In winter it is the stems and the bark of many plants that create texture and presence in the borders. The shrubby dogwoods, (Cornus) are a great choice for gardens large and small and are grown for their vivid vertical structured stems. Here are five great varieties to grow, suggested by Hillier Nurseries. Plant them in a winter border gap to appreciate their performance or in a woodland garden to accentuate the winter tree trunks. Planted in drifts and in contrasting colours as they mature into established plants the effect will get better and better.
Cornus alba Sibirica
The best-known of the red-barked dogwoods. Striking, bright red winter stems are extremely effective underplanted with white hellebores or with skimmia. First recognised in 1838 at the Westonbirt arboretum in Gloucestershire, and sometimes also called C. alba ‘Westonbirt’. Will grow to 8-9 feet unpruned. Cut it back to 3-4 inches from the ground in March and a whole batch of fresh red stems will spurt up for next year’s winter display. You can keep the plant constrained by hard pruning, but it will get quite big.

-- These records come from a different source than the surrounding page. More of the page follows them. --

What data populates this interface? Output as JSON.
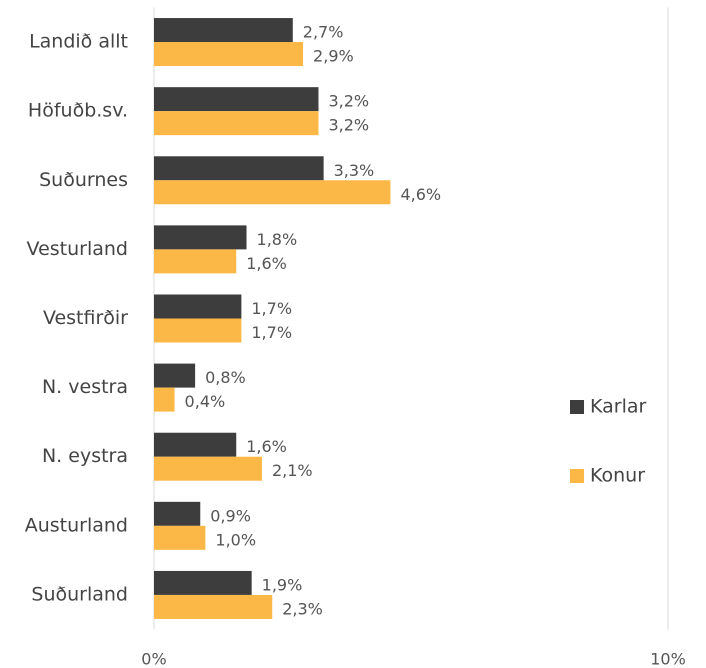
{
  "chart_data": {
    "type": "barh",
    "categories": [
      "Landið allt",
      "Höfuðb.sv.",
      "Suðurnes",
      "Vesturland",
      "Vestfirðir",
      "N. vestra",
      "N. eystra",
      "Austurland",
      "Suðurland"
    ],
    "series": [
      {
        "name": "Karlar",
        "color": "#3d3d3d",
        "values": [
          2.7,
          3.2,
          3.3,
          1.8,
          1.7,
          0.8,
          1.6,
          0.9,
          1.9
        ],
        "value_labels": [
          "2,7%",
          "3,2%",
          "3,3%",
          "1,8%",
          "1,7%",
          "0,8%",
          "1,6%",
          "0,9%",
          "1,9%"
        ]
      },
      {
        "name": "Konur",
        "color": "#fbb846",
        "values": [
          2.9,
          3.2,
          4.6,
          1.6,
          1.7,
          0.4,
          2.1,
          1.0,
          2.3
        ],
        "value_labels": [
          "2,9%",
          "3,2%",
          "4,6%",
          "1,6%",
          "1,7%",
          "0,4%",
          "2,1%",
          "1,0%",
          "2,3%"
        ]
      }
    ],
    "xlim": [
      0,
      10
    ],
    "xticks": [
      {
        "value": 0,
        "label": "0%"
      },
      {
        "value": 10,
        "label": "10%"
      }
    ],
    "grid": true,
    "legend": "right"
  }
}
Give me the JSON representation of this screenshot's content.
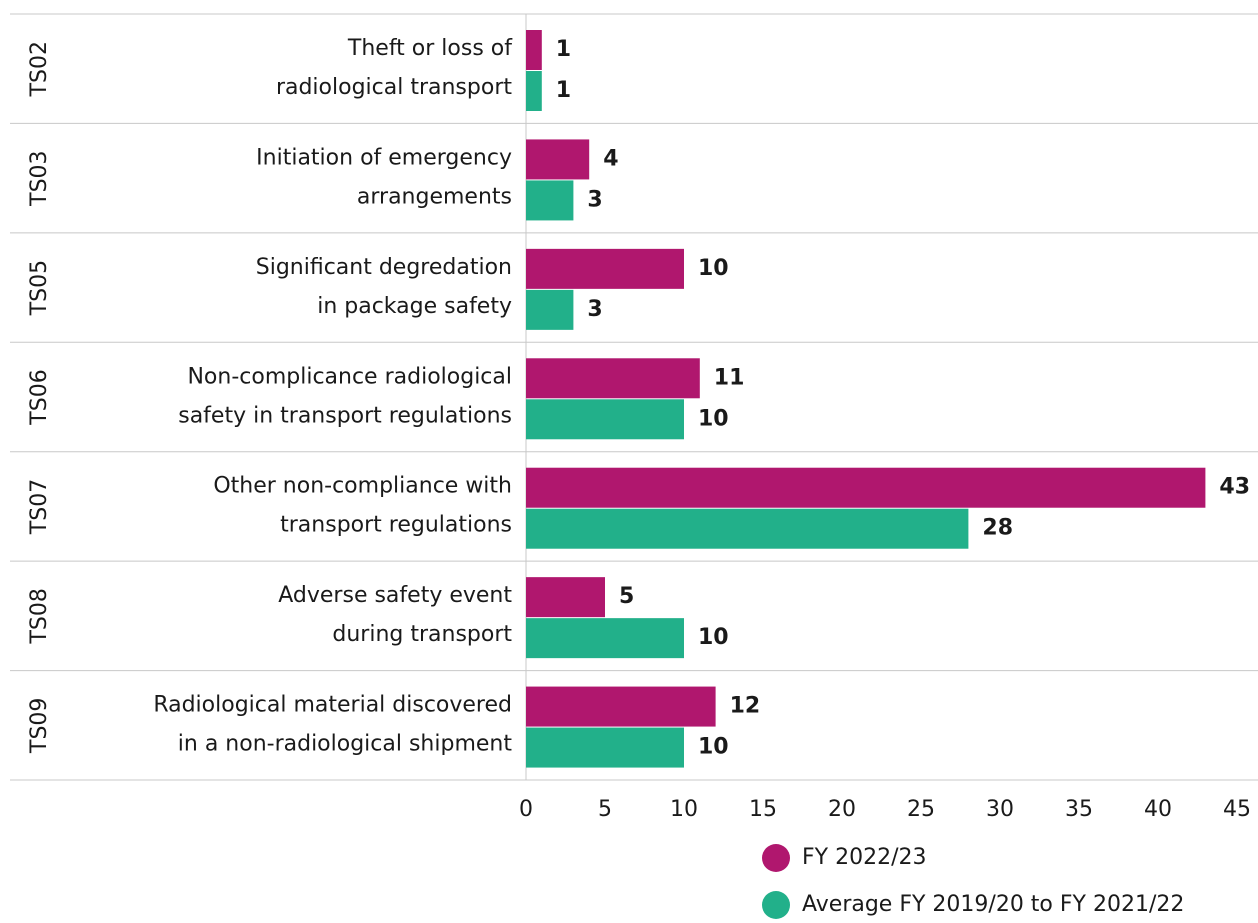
{
  "chart_data": {
    "type": "bar",
    "orientation": "horizontal",
    "groups": [
      "TS02",
      "TS03",
      "TS05",
      "TS06",
      "TS07",
      "TS08",
      "TS09"
    ],
    "categories": [
      [
        "Theft or loss of",
        "radiological transport"
      ],
      [
        "Initiation of emergency",
        "arrangements"
      ],
      [
        "Significant degredation",
        "in package safety"
      ],
      [
        "Non-complicance radiological",
        "safety in transport regulations"
      ],
      [
        "Other non-compliance with",
        "transport regulations"
      ],
      [
        "Adverse safety event",
        "during transport"
      ],
      [
        "Radiological material discovered",
        "in a non-radiological shipment"
      ]
    ],
    "series": [
      {
        "name": "FY 2022/23",
        "color": "#b0176e",
        "values": [
          1,
          4,
          10,
          11,
          43,
          5,
          12
        ]
      },
      {
        "name": "Average FY 2019/20 to FY 2021/22",
        "color": "#22b08a",
        "values": [
          1,
          3,
          3,
          10,
          28,
          10,
          10
        ]
      }
    ],
    "xlim": [
      0,
      45
    ],
    "xticks": [
      0,
      5,
      10,
      15,
      20,
      25,
      30,
      35,
      40,
      45
    ]
  }
}
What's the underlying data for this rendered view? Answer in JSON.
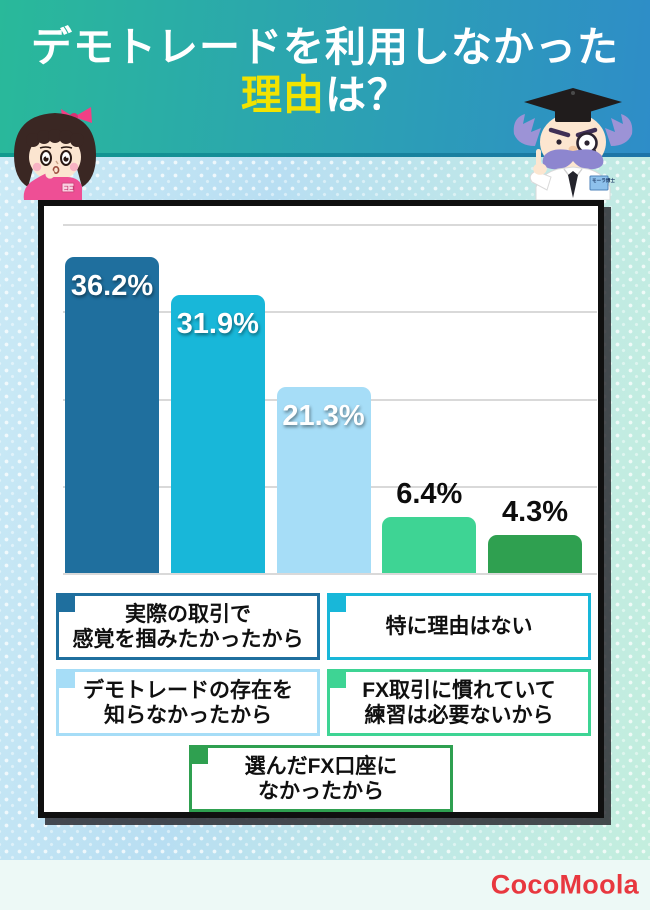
{
  "header": {
    "title_line1": "デモトレードを利用しなかった",
    "title_line2_highlight": "理由",
    "title_line2_rest": "は？",
    "highlight_color": "#f2e300",
    "gradient_left": "#29b99a",
    "gradient_right": "#2e8dc8"
  },
  "chart_data": {
    "type": "bar",
    "title": "デモトレードを利用しなかった理由は？",
    "categories": [
      "実際の取引で感覚を掴みたかったから",
      "特に理由はない",
      "デモトレードの存在を知らなかったから",
      "FX取引に慣れていて練習は必要ないから",
      "選んだFX口座になかったから"
    ],
    "values": [
      36.2,
      31.9,
      21.3,
      6.4,
      4.3
    ],
    "labels": [
      "36.2%",
      "31.9%",
      "21.3%",
      "6.4%",
      "4.3%"
    ],
    "colors": [
      "#1f6f9e",
      "#18b7d9",
      "#a6ddf7",
      "#3ed494",
      "#2fa050"
    ],
    "label_inside": [
      true,
      true,
      true,
      false,
      false
    ],
    "xlabel": "",
    "ylabel": "",
    "ylim": [
      0,
      40
    ],
    "grid_step": 10,
    "grid": true,
    "legend_position": "below"
  },
  "legend": {
    "rows": [
      [
        {
          "color": "#1f6f9e",
          "lines": [
            "実際の取引で",
            "感覚を掴みたかったから"
          ]
        },
        {
          "color": "#18b7d9",
          "lines": [
            "特に理由はない"
          ]
        }
      ],
      [
        {
          "color": "#a6ddf7",
          "lines": [
            "デモトレードの存在を",
            "知らなかったから"
          ]
        },
        {
          "color": "#3ed494",
          "lines": [
            "FX取引に慣れていて",
            "練習は必要ないから"
          ]
        }
      ],
      [
        {
          "color": "#2fa050",
          "lines": [
            "選んだFX口座に",
            "なかったから"
          ]
        }
      ]
    ]
  },
  "characters": {
    "professor_badge": "モーラ博士",
    "girl_tag": "ココ"
  },
  "footer": {
    "logo": "CocoMoola",
    "logo_color": "#e8383f"
  }
}
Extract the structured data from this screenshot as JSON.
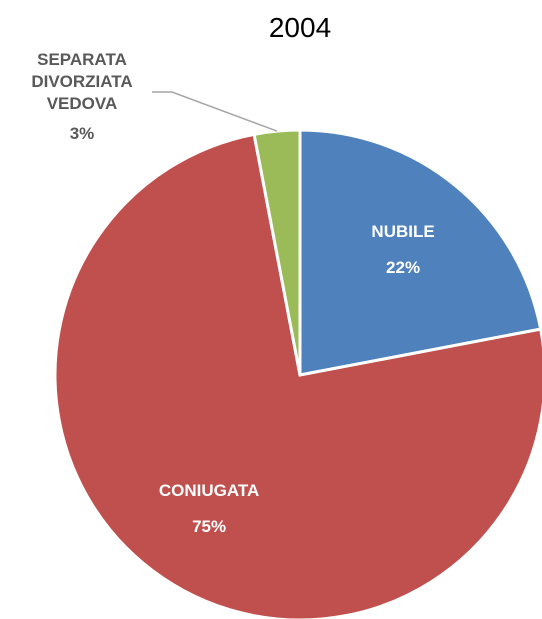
{
  "chart_data": {
    "type": "pie",
    "title": "2004",
    "categories": [
      "NUBILE",
      "CONIUGATA",
      "SEPARATA\nDIVORZIATA\nVEDOVA"
    ],
    "values": [
      22,
      75,
      3
    ],
    "value_labels": [
      "22%",
      "75%",
      "3%"
    ],
    "colors": [
      "#4f81bd",
      "#c0504d",
      "#9bbb59"
    ]
  }
}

Cornus alba ‘Sibirica Variegata’
Less vigorous than C. alba Sibirica, reaching around 4-5 feet high and wide but with the same bright crimson stems. Attractive, creamy-margined variegated leaves turn shades of pink and red in autumn. Like all cornus alba types, the best colour is on new wood, so cut stems back to 12in in early spring each year to get 2-3 feet of fresh growth for the following winter.
Cornus alba ‘Kesselringii’
Red-purple stems turn almost black in winter and are very effective planted alongside red or yellow stemmed varieties of Cornus. Dark green foliage turns dark red in autumn. White berries on more mature plants form a striking contrast and give this cornus the common name of white dogwood.
Cornus sanguinea ‘Midwinter Fire’
A low growing variety to around 3-4 feet with a less upright habit than the alba varieties, it spreads sideways through a border. Bright, orange-yellow stems in winter look best en-masse and fantastic against dark evergreens or planted with the black grass Ophiopogon nigrescens. A fairly recent discovery in Germany in the 1980’s then introduced commercially by Dutch growers in 1990. It is now widely available at garden centres.
Cornus sericea ‘Bud’s Yellow’
This dogwood has an upright habit similar to C. alba Sibirica but with yellow-green stems and mid-green foliage that turns butter-yellow in the autumn before falling. Happy in most soil types and useful in a wet location. Plant with red-stemmed dogwood varieties for a stunning winter effect. Commonly called the yellowtwig dogwood.